Navigating pregnancy and birth as working professionals

Pregnancy is a wonderful time, but it can be especially tough for working professionals. Read this to learn how to make the most of this rewarding journey.


Pregnancy and birth, whether it’s your first child or second, can be a challenging experience for any expectant parent. The responsibility of juggling a job and preparing for parenthood can feel as though you’re expected to be super-humans—this can be especially true for women who often face the mother-manager syndrome as they’re expected to perform their jobs and then some.

Throwing a pregnancy into the mix can make things quite difficult for working professionals. This is why it’s important to understand your rights, prioritise your work-life balance, plan ahead, and accept help when necessary to give you the space you need to become a complete champion during this time.

While pregnant women are generally safe to carry on working, it’s also important to listen to your body and the changes it’s going through. You should also accept that it’s not going to be simple all the time so you need to be open to and prepared for the physical, mental, and emotional rollercoaster that you’re about to embark on.

Prioritise work-life balance from the start

With over two-thirds of UK employees stating that work-life balance is important, it becomes that much more important when you’re expecting. In fact, research shows that stress in pregnant women can impact the baby creating a higher risk of developing health problems and disorders in the future.

This is why it’s important to set a precedent early on in the pregnancy—for both parents. While work-life balance is arguably more important for pregnant women, it’s also important for the father as well since pregnancy is a journey that needs to be embarked on by both parents in unison.

By planning your work-life balance right from the start your boss and your team will get accustomed to your work schedule and be more sensitive to your boundaries. 

The best way to establish a work-life balance is to speak to your manager about how you can do this without neglecting your professional or personal responsibilities. Your manager may be able to accommodate your requests better and will be more understanding on days that you have to report to work a little late whether it’s morning sickness, OB-GYN appointments, or if you just need some extra time for all the breaks you may need to take throughout the day.

Don’t hesitate to ask for advice

Whether you’re an expectant mother or father, you’re going to need all the help you can get—after all, it takes a village. Don’t be afraid to ask questions you think are tough or be embarrassed to ask questions you think are obvious. 
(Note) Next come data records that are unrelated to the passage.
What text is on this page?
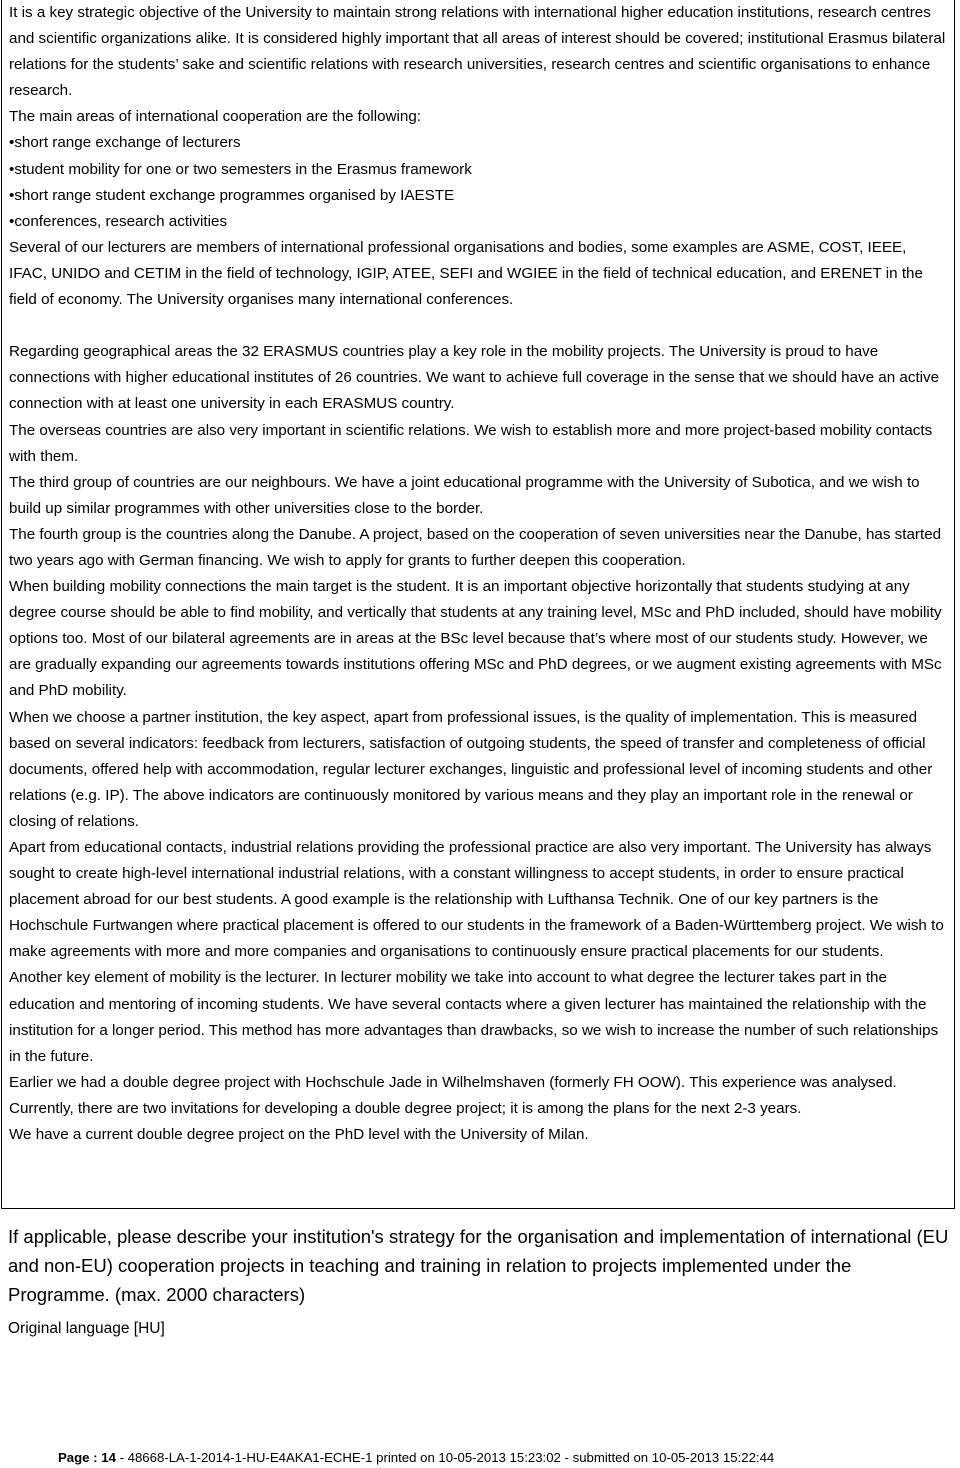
It is a key strategic objective of the University to maintain strong relations with international higher education institutions, research centres and scientific organizations alike. It is considered highly important that all areas of interest should be covered; institutional Erasmus bilateral relations for the students’ sake and scientific relations with research universities, research centres and scientific organisations to enhance research.

The main areas of international cooperation are the following:

•short range exchange of lecturers

•student mobility for one or two semesters in the Erasmus framework

•short range student exchange programmes organised by IAESTE

•conferences, research activities

Several of our lecturers are members of international professional organisations and bodies, some examples are ASME, COST, IEEE, IFAC, UNIDO and CETIM in the field of technology, IGIP, ATEE, SEFI and WGIEE in the field of technical education, and ERENET in the field of economy. The University organises many international conferences.

Regarding geographical areas the 32 ERASMUS countries play a key role in the mobility projects. The University is proud to have connections with higher educational institutes of 26 countries. We want to achieve full coverage in the sense that we should have an active connection with at least one university in each ERASMUS country.

The overseas countries are also very important in scientific relations. We wish to establish more and more project-based mobility contacts with them.

The third group of countries are our neighbours. We have a joint educational programme with the University of Subotica, and we wish to build up similar programmes with other universities close to the border.

The fourth group is the countries along the Danube. A project, based on the cooperation of seven universities near the Danube, has started two years ago with German financing. We wish to apply for grants to further deepen this cooperation.

When building mobility connections the main target is the student. It is an important objective horizontally that students studying at any degree course should be able to find mobility, and vertically that students at any training level, MSc and PhD included, should have mobility options too. Most of our bilateral agreements are in areas at the BSc level because that’s where most of our students study. However, we are gradually expanding our agreements towards institutions offering MSc and PhD degrees, or we augment existing agreements with MSc and PhD mobility.

When we choose a partner institution, the key aspect, apart from professional issues, is the quality of implementation. This is measured based on several indicators: feedback from lecturers, satisfaction of outgoing students, the speed of transfer and completeness of official documents, offered help with accommodation, regular lecturer exchanges, linguistic and professional level of incoming students and other relations (e.g. IP). The above indicators are continuously monitored by various means and they play an important role in the renewal or closing of relations.

Apart from educational contacts, industrial relations providing the professional practice are also very important. The University has always sought to create high-level international industrial relations, with a constant willingness to accept students, in order to ensure practical placement abroad for our best students. A good example is the relationship with Lufthansa Technik. One of our key partners is the Hochschule Furtwangen where practical placement is offered to our students in the framework of a Baden-Württemberg project. We wish to make agreements with more and more companies and organisations to continuously ensure practical placements for our students.

Another key element of mobility is the lecturer. In lecturer mobility we take into account to what degree the lecturer takes part in the education and mentoring of incoming students. We have several contacts where a given lecturer has maintained the relationship with the institution for a longer period. This method has more advantages than drawbacks, so we wish to increase the number of such relationships in the future.

Earlier we had a double degree project with Hochschule Jade in Wilhelmshaven (formerly FH OOW). This experience was analysed. Currently, there are two invitations for developing a double degree project; it is among the plans for the next 2-3 years.

We have a current double degree project on the PhD level with the University of Milan.

If applicable, please describe your institution's strategy for the organisation and implementation of international (EU and non-EU) cooperation projects in teaching and training in relation to projects implemented under the Programme. (max. 2000 characters)

Original language [HU]

Page : 14 - 48668-LA-1-2014-1-HU-E4AKA1-ECHE-1 printed on 10-05-2013 15:23:02 - submitted on 10-05-2013 15:22:44
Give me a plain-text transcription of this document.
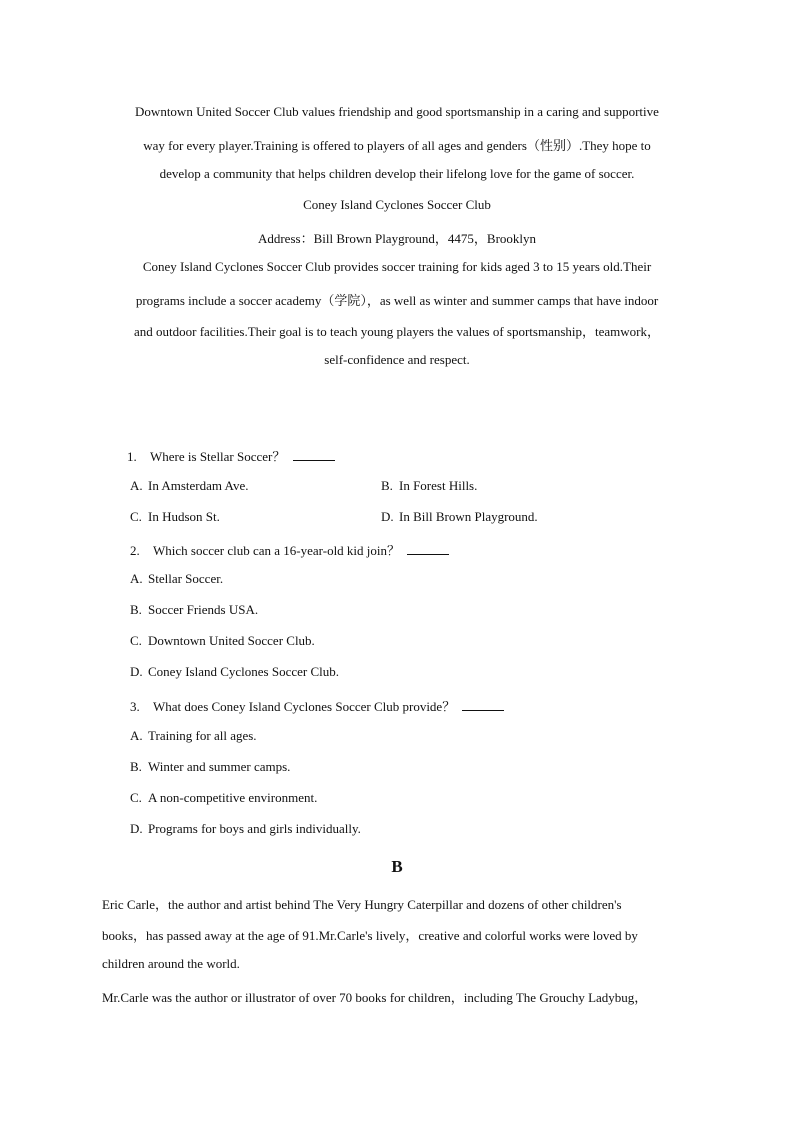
Downtown United Soccer Club values friendship and good sportsmanship in a caring and supportive
way for every player.Training is offered to players of all ages and genders（性别）.They hope to
develop a community that helps children develop their lifelong love for the game of soccer.
Coney Island Cyclones Soccer Club
Address：Bill Brown Playground，4475，Brooklyn
Coney Island Cyclones Soccer Club provides soccer training for kids aged 3 to 15 years old.Their
programs include a soccer academy（学院），as well as winter and summer camps that have indoor
and outdoor facilities.Their goal is to teach young players the values of sportsmanship，teamwork，
self-confidence and respect.
1. Where is Stellar Soccer？
A. In Amsterdam Ave.	B. In Forest Hills.
C. In Hudson St.	D. In Bill Brown Playground.
2. Which soccer club can a 16-year-old kid join？
A. Stellar Soccer.
B. Soccer Friends USA.
C. Downtown United Soccer Club.
D. Coney Island Cyclones Soccer Club.
3. What does Coney Island Cyclones Soccer Club provide？
A. Training for all ages.
B. Winter and summer camps.
C. A non-competitive environment.
D. Programs for boys and girls individually.
B
Eric Carle，the author and artist behind The Very Hungry Caterpillar and dozens of other children's
books，has passed away at the age of 91.Mr.Carle's lively，creative and colorful works were loved by
children around the world.
Mr.Carle was the author or illustrator of over 70 books for children，including The Grouchy Ladybug，
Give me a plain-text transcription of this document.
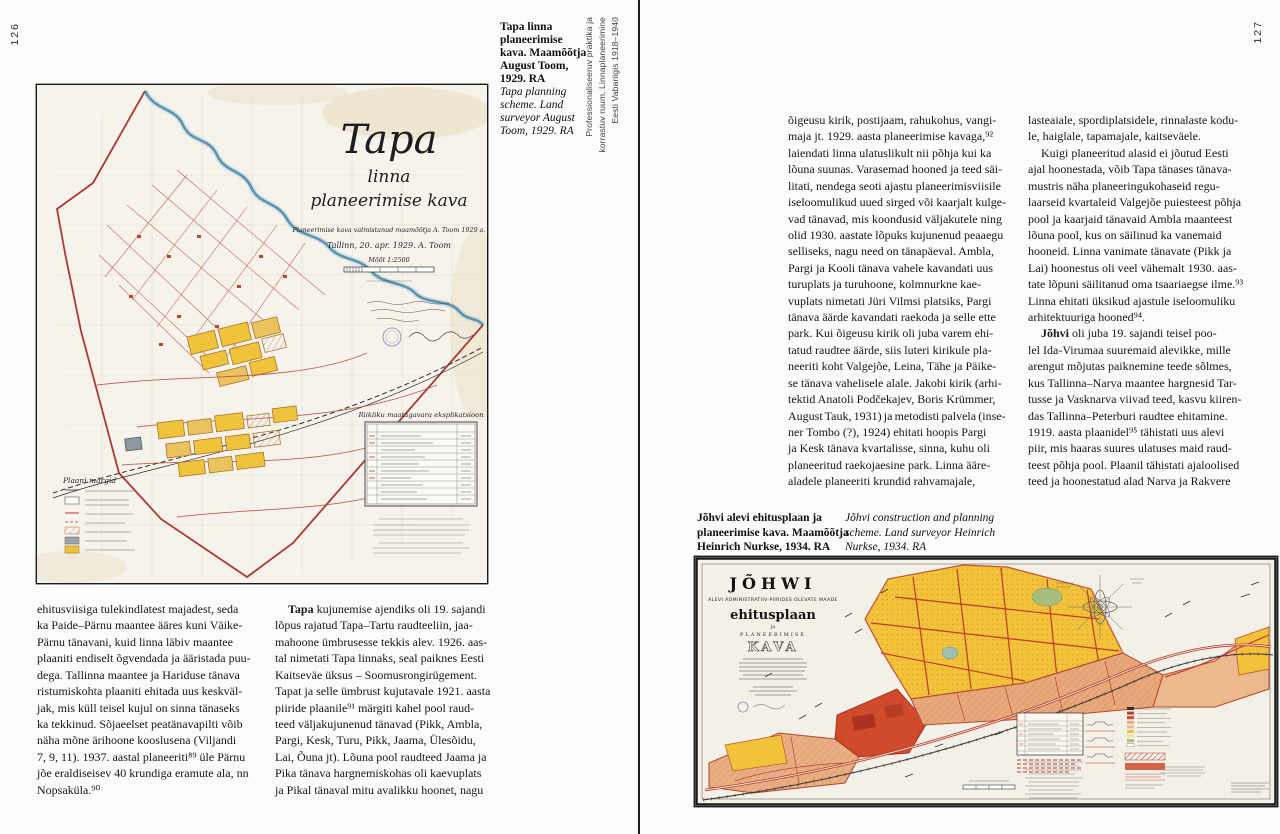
126	127
Professionaliseeruv praktika ja korrastuv ruum. Linnaplaneerimine Eesti Vabariigis 1918–1940
Tapa
linna
planeerimise kava
Planeerimise kava valmistanud maamõõtja A. Toom 1929 a.
Tallinn, 20. apr. 1929. A. Toom
Mõõt 1:2500
Riikliku maatagavara eksplikatsioon
Plaani märgid
Tapa linna
planeerimise
kava. Maamõõtja
August Toom,
1929. RA
Tapa planning
scheme. Land
surveyor August
Toom, 1929. RA
ehitusviisiga tulekindlatest majadest, seda
ka Paide–Pärnu maantee ääres kuni Väike-
Pärnu tänavani, kuid linna läbiv maantee
plaaniti endiselt õgvendada ja ääristada puu-
dega. Tallinna maantee ja Hariduse tänava
ristumiskohta plaaniti ehitada uus keskväl-
jak, mis küll teisel kujul on sinna tänaseks
ka tekkinud. Sõjaeelset peatänavapilti võib
näha mõne ärihoone kooslusena (Viljandi
7, 9, 11). 1937. aastal planeeriti⁸⁹ üle Pärnu
jõe eraldiseisev 40 krundiga eramute ala, nn
Nopsaküla.⁹⁰
Tapa kujunemise ajendiks oli 19. sajandi
lõpus rajatud Tapa–Tartu raudteeliin, jaa-
mahoone ümbrusesse tekkis alev. 1926. aas-
tal nimetati Tapa linnaks, seal paiknes Eesti
Kaitseväe üksus – Soomusrongirügement.
Tapat ja selle ümbrust kujutavale 1921. aasta
piiride plaanile⁹¹ märgiti kahel pool raud-
teed väljakujunenud tänavad (Pikk, Ambla,
Pargi, Kesk, Turu, Pikk, Jaama, Ülesõidu,
Lai, Õuna jt). Lõuna pool raudteed Jaama ja
Pika tänava hargnemiskohas oli kaevuplats
ja Pikal tänaval mitu avalikku hoonet, nagu
õigeusu kirik, postijaam, rahukohus, vangi-
maja jt. 1929. aasta planeerimise kavaga,⁹²
laiendati linna ulatuslikult nii põhja kui ka
lõuna suunas. Varasemad hooned ja teed säi-
litati, nendega seoti ajastu planeerimisviisile
iseloomulikud uued sirged või kaarjalt kulge-
vad tänavad, mis koondusid väljakutele ning
olid 1930. aastate lõpuks kujunenud peaaegu
selliseks, nagu need on tänapäeval. Ambla,
Pargi ja Kooli tänava vahele kavandati uus
turuplats ja turuhoone, kolmnurkne kae-
vuplats nimetati Jüri Vilmsi platsiks, Pargi
tänava äärde kavandati raekoda ja selle ette
park. Kui õigeusu kirik oli juba varem ehi-
tatud raudtee äärde, siis luteri kirikule pla-
neeriti koht Valgejõe, Leina, Tähe ja Päike-
se tänava vahelisele alale. Jakobi kirik (arhi-
tektid Anatoli Podčekajev, Boris Krümmer,
August Tauk, 1931) ja metodisti palvela (inse-
ner Tombo (?), 1924) ehitati hoopis Pargi
ja Kesk tänava kvartalisse, sinna, kuhu oli
planeeritud raekojaesine park. Linna ääre-
aladele planeeriti krundid rahvamajale,
lasteaiale, spordiplatsidele, rinnalaste kodu-
le, haiglale, tapamajale, kaitseväele.
Kuigi planeeritud alasid ei jõutud Eesti
ajal hoonestada, võib Tapa tänases tänava-
mustris näha planeeringukohaseid regu-
laarseid kvartaleid Valgejõe puiesteest põhja
pool ja kaarjaid tänavaid Ambla maanteest
lõuna pool, kus on säilinud ka vanemaid
hooneid. Linna vanimate tänavate (Pikk ja
Lai) hoonestus oli veel vähemalt 1930. aas-
tate lõpuni säilitanud oma tsaariaegse ilme.⁹³
Linna ehitati üksikud ajastule iseloomuliku
arhitektuuriga hooned⁹⁴.
Jõhvi oli juba 19. sajandi teisel poo-
lel Ida-Virumaa suuremaid alevikke, mille
arengut mõjutas paiknemine teede sõlmes,
kus Tallinna–Narva maantee hargnesid Tar-
tusse ja Vasknarva viivad teed, kasvu kiiren-
das Tallinna–Peterburi raudtee ehitamine.
1919. aasta plaanidel⁹⁵ tähistati uus alevi
piir, mis haaras suures ulatuses maid raud-
teest põhja pool. Plaanil tähistati ajaloolised
teed ja hoonestatud alad Narva ja Rakvere
Jõhvi alevi ehitusplaan ja
planeerimise kava. Maamõõtja
Heinrich Nurkse, 1934. RA
Jõhvi construction and planning
scheme. Land surveyor Heinrich
Nurkse, 1934. RA
JÕHWI
ALEVI ADMINISTRATIIV-PIIRIDES OLEVATE MAADE
ehitusplaan
ja
PLANEERIMISE
KAVA
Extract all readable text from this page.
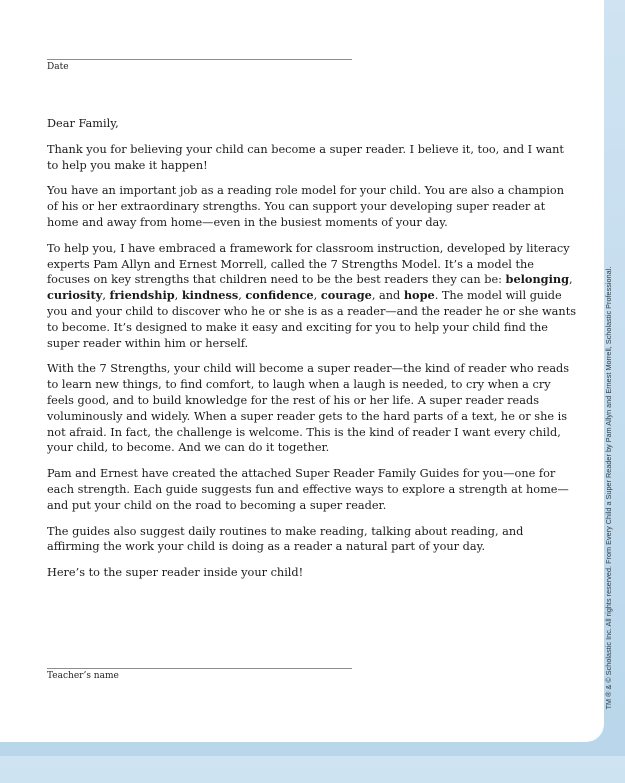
Date

Dear Family,

Thank you for believing your child can become a super reader. I believe it, too, and I want to help you make it happen!

You have an important job as a reading role model for your child. You are also a champion of his or her extraordinary strengths. You can support your developing super reader at home and away from home—even in the busiest moments of your day.

To help you, I have embraced a framework for classroom instruction, developed by literacy experts Pam Allyn and Ernest Morrell, called the 7 Strengths Model. It’s a model the focuses on key strengths that children need to be the best readers they can be: belonging, curiosity, friendship, kindness, confidence, courage, and hope. The model will guide you and your child to discover who he or she is as a reader—and the reader he or she wants to become. It’s designed to make it easy and exciting for you to help your child find the super reader within him or herself.

With the 7 Strengths, your child will become a super reader—the kind of reader who reads to learn new things, to find comfort, to laugh when a laugh is needed, to cry when a cry feels good, and to build knowledge for the rest of his or her life. A super reader reads voluminously and widely. When a super reader gets to the hard parts of a text, he or she is not afraid. In fact, the challenge is welcome. This is the kind of reader I want every child, your child, to become. And we can do it together.

Pam and Ernest have created the attached Super Reader Family Guides for you—one for each strength. Each guide suggests fun and effective ways to explore a strength at home—and put your child on the road to becoming a super reader.

The guides also suggest daily routines to make reading, talking about reading, and affirming the work your child is doing as a reader a natural part of your day.

Here’s to the super reader inside your child!

Teacher’s name	TM ® & © Scholastic Inc. All rights reserved. From Every Child a Super Reader by Pam Allyn and Ernest Morrell, Scholastic Professional.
Asking for help is one of the hardest things for people to do but the chances are that you’ll have so many questions you want to ask your colleagues who are parents and have gone through the same journey that you are currently going through.

If you have questions then here are some that you can ask on behalf of yourself or your partner.

  • Is it ok to work right throughout the entire pregnancy?
  • How do I tell my boss that I’m pregnant/that I’m becoming a father?
  • How do I tell my team?
  • How can morning sickness be managed?
  • Where can I shop for professional pregnancy clothes?
  • How do I stay comfortable at work?
  • What happens if I/my partner can’t work due to pregnancy complications?

Plan your maternity/paternity leave in advance

While paternity leave cannot be taken before the birth of the child it doesn’t mean that you can’t plan in advance. As soon as you have a due date you can begin planning your paternity leave so that you can walk into fatherhood stress-free and in control.

Maternity leave, on the other hand, can be planned and you can even create a maternity leave plan that’s something like this:

  • Become clear about your deadlines and what you need to hand over to the person who will be covering for you while you’re away
  • Give your boss and colleagues the same information so they’re on the same page (there’s nothing worse than having to pick up your phone for a work call when you’re busy juggling a newborn)
  • Break your plan into three sections:
  • Pre-maternity leave
  • During maternity leave
  • Post-maternity leave

If you’re able to do this then you can have a clear and precise outline of what you need to achieve before you leave and what others need to do before you go on leave, after you take leave, and when you return to work. This will make your transition from and into work as seamless as possible for everyone.

Final thoughts from Kinhub

Pregnancy and birth are life-changing and wonderful times in any parent’s life and being a working professional doesn’t mean that you have to sacrifice the joy of it all. Knowing the support system that’s around you and how to take the necessary steps in creating a comfortable space for yourself is an important aspect that you shouldn’t feel guilty about. If at any point you feel that you need an extra pair of ears, then don’t hesitate to speak to your physician for additional support.